Omran Sharaf, the project director of the Emirates Mars Mission (Adam Smith / The Independent)

But success will not be measured not by how close humans come to the stars; instead, it will be by the businesses that come to Dubai for this new push into space, and the young Arabs that are inspired to build businesses of their own.

“With the Venus mission, and the asteroid belt, the success will be the startups. How much of those startups are able to work [and] gain capacity in the private sector”, Mr Sharaf says. “We want the future Elon Musk for the UAE, we want a future Bill Gates, we want a future [Warren] Buffett.”

This is not only an attitude taken by the UAE. In the United Kingdom, which has not independently launched a satellite since 1971, the space industry has increased by 300 per cent since 2010 and generates an estimated £15 billion every year. The global small satellite market alone is worth approximately £400 billion, and the UK is aiming to take 10 per cent of that market by the end of the decade.

For the Emirates, there is a sense that space is the next logical continuation for a country where the native people were merchants and manufacturers, where the next horizon to sail towards is in a ship that travels upwards. Would the country take the same approach if it did not have an environment so similar to Mars, but instead was wet and cold? “I think our approach would be different because the priorities will be different, and when the priorities are different, the budgets are different”, Mr Sharaf said.

Behind any idealism of an interstellar future for humanity, though, remains the practicalities of the work necessary to create it. In theory, every person and startup on Earth has access to a breathable atmosphere, accessible water, nourishing food, and a global economy ready to support them. In reality, nearly 2.37 billion humans do not have access to adequate food, 2.2 billion people do not have safely managed drinking water services, and more than 700 million people — 10 per cent of the global population – live in poverty.

In the UAE specifically, the multi-billion-dollar Expo 2020 – which the country announced to attract global tourists and investors – has been criticised widespread labour exploitation and racial discrimination, something the country has struggled with for years.

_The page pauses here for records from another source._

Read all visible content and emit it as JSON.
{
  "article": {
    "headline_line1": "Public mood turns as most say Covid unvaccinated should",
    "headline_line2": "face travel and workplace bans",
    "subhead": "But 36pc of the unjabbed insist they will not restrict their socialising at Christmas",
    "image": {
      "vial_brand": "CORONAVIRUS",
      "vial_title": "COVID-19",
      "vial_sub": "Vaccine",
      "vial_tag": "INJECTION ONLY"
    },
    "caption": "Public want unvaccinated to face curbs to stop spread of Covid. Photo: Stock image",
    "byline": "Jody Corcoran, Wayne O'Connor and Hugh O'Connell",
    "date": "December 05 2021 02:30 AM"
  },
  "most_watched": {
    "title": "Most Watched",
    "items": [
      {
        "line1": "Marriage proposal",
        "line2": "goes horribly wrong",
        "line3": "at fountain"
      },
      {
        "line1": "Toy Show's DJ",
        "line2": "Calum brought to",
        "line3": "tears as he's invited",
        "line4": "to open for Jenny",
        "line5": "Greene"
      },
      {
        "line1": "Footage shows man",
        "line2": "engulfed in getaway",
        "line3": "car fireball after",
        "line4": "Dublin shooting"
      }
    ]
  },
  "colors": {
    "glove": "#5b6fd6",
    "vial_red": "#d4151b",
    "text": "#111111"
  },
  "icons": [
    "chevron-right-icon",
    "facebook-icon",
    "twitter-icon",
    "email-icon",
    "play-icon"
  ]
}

“The way they treat the staff is like slaves, I mean modern day slavery,” one unnamed Indian worker told London-based human rights group Equidem. The government has denied such allegations.

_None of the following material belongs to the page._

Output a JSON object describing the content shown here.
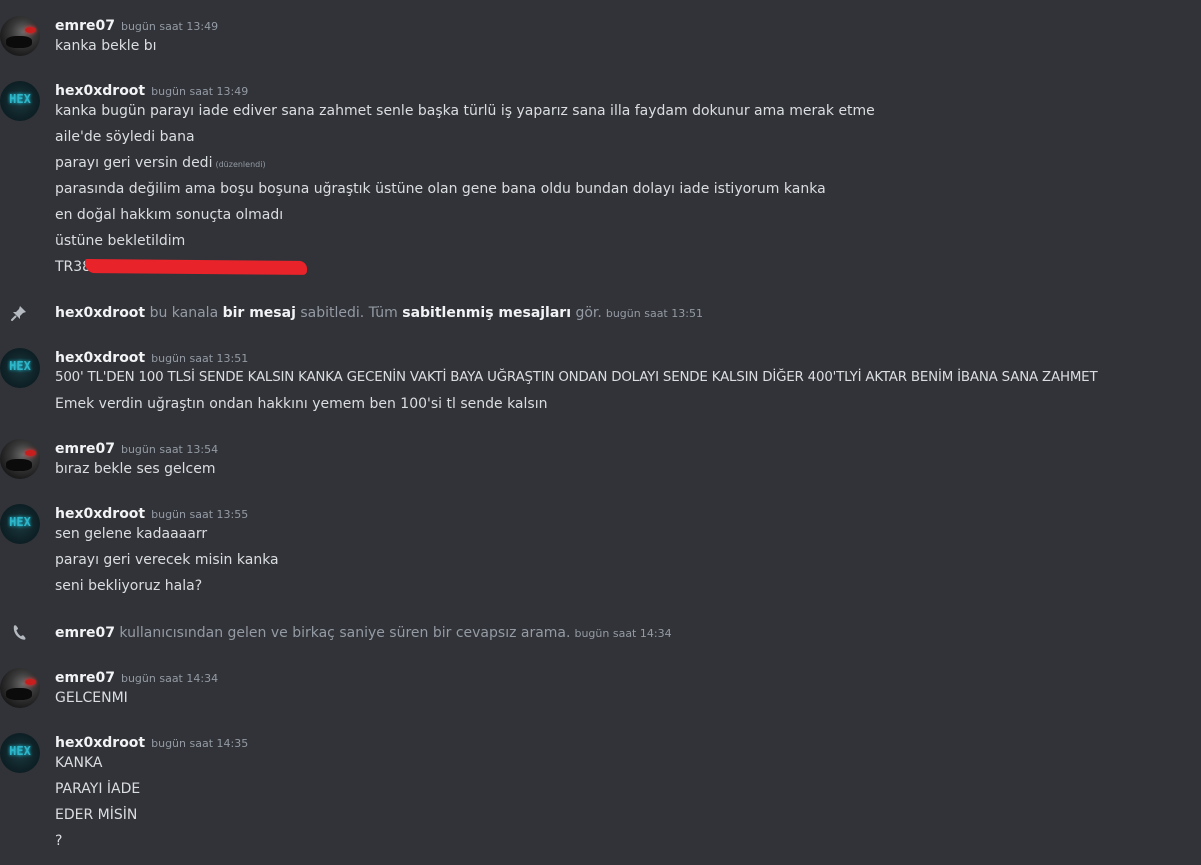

Building one grand carnival like Expo 2020 is absurdly miniscule compared to the challenge of terraforming a whole other planet. “The sales pitch for going to Mars is that it’s going to be cramped, dangerous, difficult, very hard work and you might die,” Mr Musk has said. “That’s the sales pitch. I hope you like it.” For too many, however, this is still the sales pitch for living on Earth – and people have pushed back against what they see as joy-rides for the super-rich while everyday people still struggle to afford the basics.

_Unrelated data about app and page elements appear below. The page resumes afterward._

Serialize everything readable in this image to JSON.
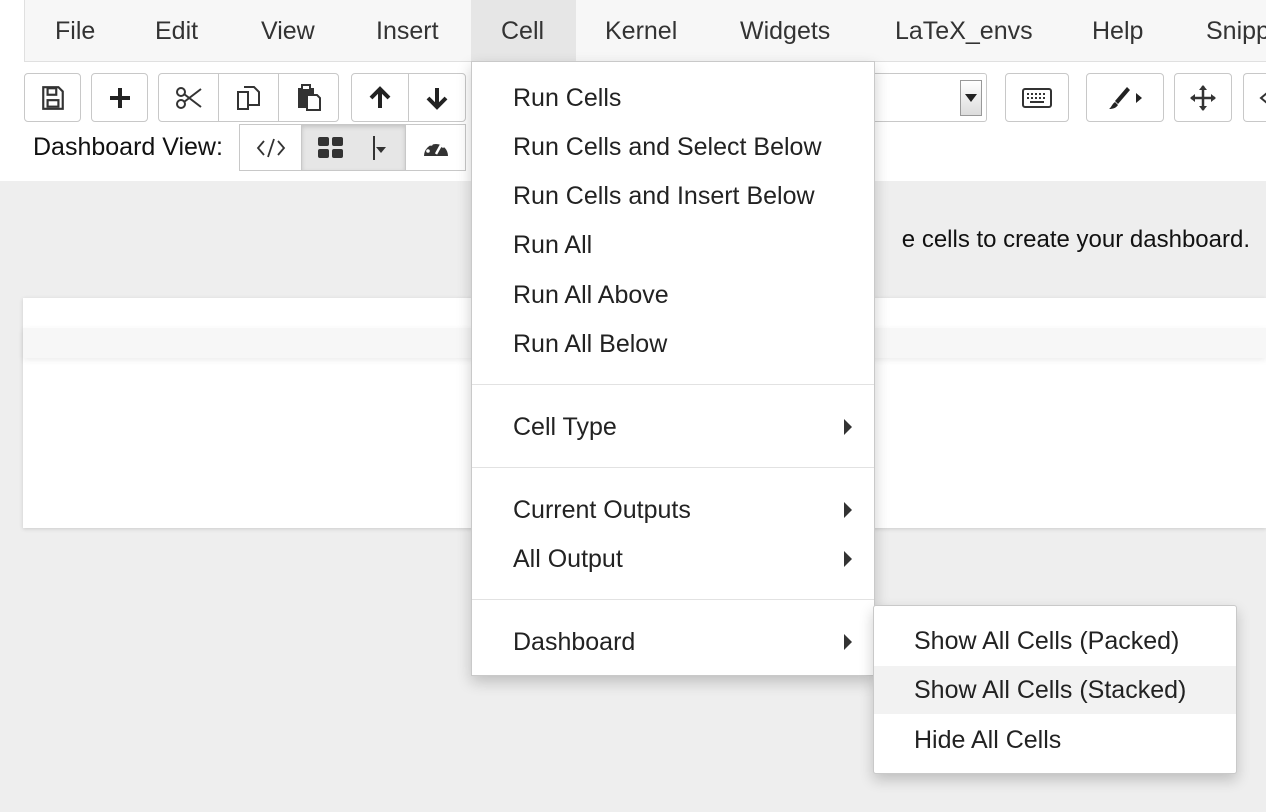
{
  "menubar": {
    "items": [
      {
        "label": "File"
      },
      {
        "label": "Edit"
      },
      {
        "label": "View"
      },
      {
        "label": "Insert"
      },
      {
        "label": "Cell"
      },
      {
        "label": "Kernel"
      },
      {
        "label": "Widgets"
      },
      {
        "label": "LaTeX_envs"
      },
      {
        "label": "Help"
      },
      {
        "label": "Snipp"
      }
    ],
    "open_menu": "Cell"
  },
  "toolbar": {
    "buttons": [
      "save-icon",
      "plus-icon",
      "scissors-icon",
      "copy-icon",
      "paste-icon",
      "arrow-up-icon",
      "arrow-down-icon",
      "keyboard-icon",
      "paintbrush-icon",
      "move-icon"
    ]
  },
  "dashboard": {
    "label": "Dashboard View:",
    "active_view": "grid"
  },
  "main": {
    "instructions": "e cells to create your dashboard."
  },
  "cell_menu": {
    "run_items": [
      {
        "label": "Run Cells"
      },
      {
        "label": "Run Cells and Select Below"
      },
      {
        "label": "Run Cells and Insert Below"
      },
      {
        "label": "Run All"
      },
      {
        "label": "Run All Above"
      },
      {
        "label": "Run All Below"
      }
    ],
    "cell_type": "Cell Type",
    "current_outputs": "Current Outputs",
    "all_output": "All Output",
    "dashboard": "Dashboard"
  },
  "dashboard_submenu": {
    "items": [
      {
        "label": "Show All Cells (Packed)"
      },
      {
        "label": "Show All Cells (Stacked)"
      },
      {
        "label": "Hide All Cells"
      }
    ],
    "hovered": "Show All Cells (Stacked)"
  }
}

The counterargument is that a rising tide lifts all ships. “I read a very interesting article,” Mr Al Olama says, “that argues a middle class person anywhere on Earth today lives a better life than John D. Rockefeller lives in his prime … he would have died to have a watermelon in the winter.

“There are certain things you can enjoy today that to him was a dream. The future is always actually better off than the past. That divide is something that is a result of capitalism.”

Similarly, the first passenger airline was not started until 1914; now there are tens of millions of flights every year. Space travel, currently restricted to the rich and powerful, may also become more common in the same way if people wait long enough.

But they might be waiting a long time. Britain’s standard of living has had the worst fall since the 1950s, and the share of global wealth owned by billionaires’ has risen from one per cent to over three per cent since 1995. In the space industry, and a world with international collaboration, governments are still unable to solve global crisis like the space debris that risks keeping us trapped on the planet, and legislation for other plants could still fall into the same pitfalls of those on Earth. The thing about a rising tide is that you can only survive it if you have a ship – or a spaceship.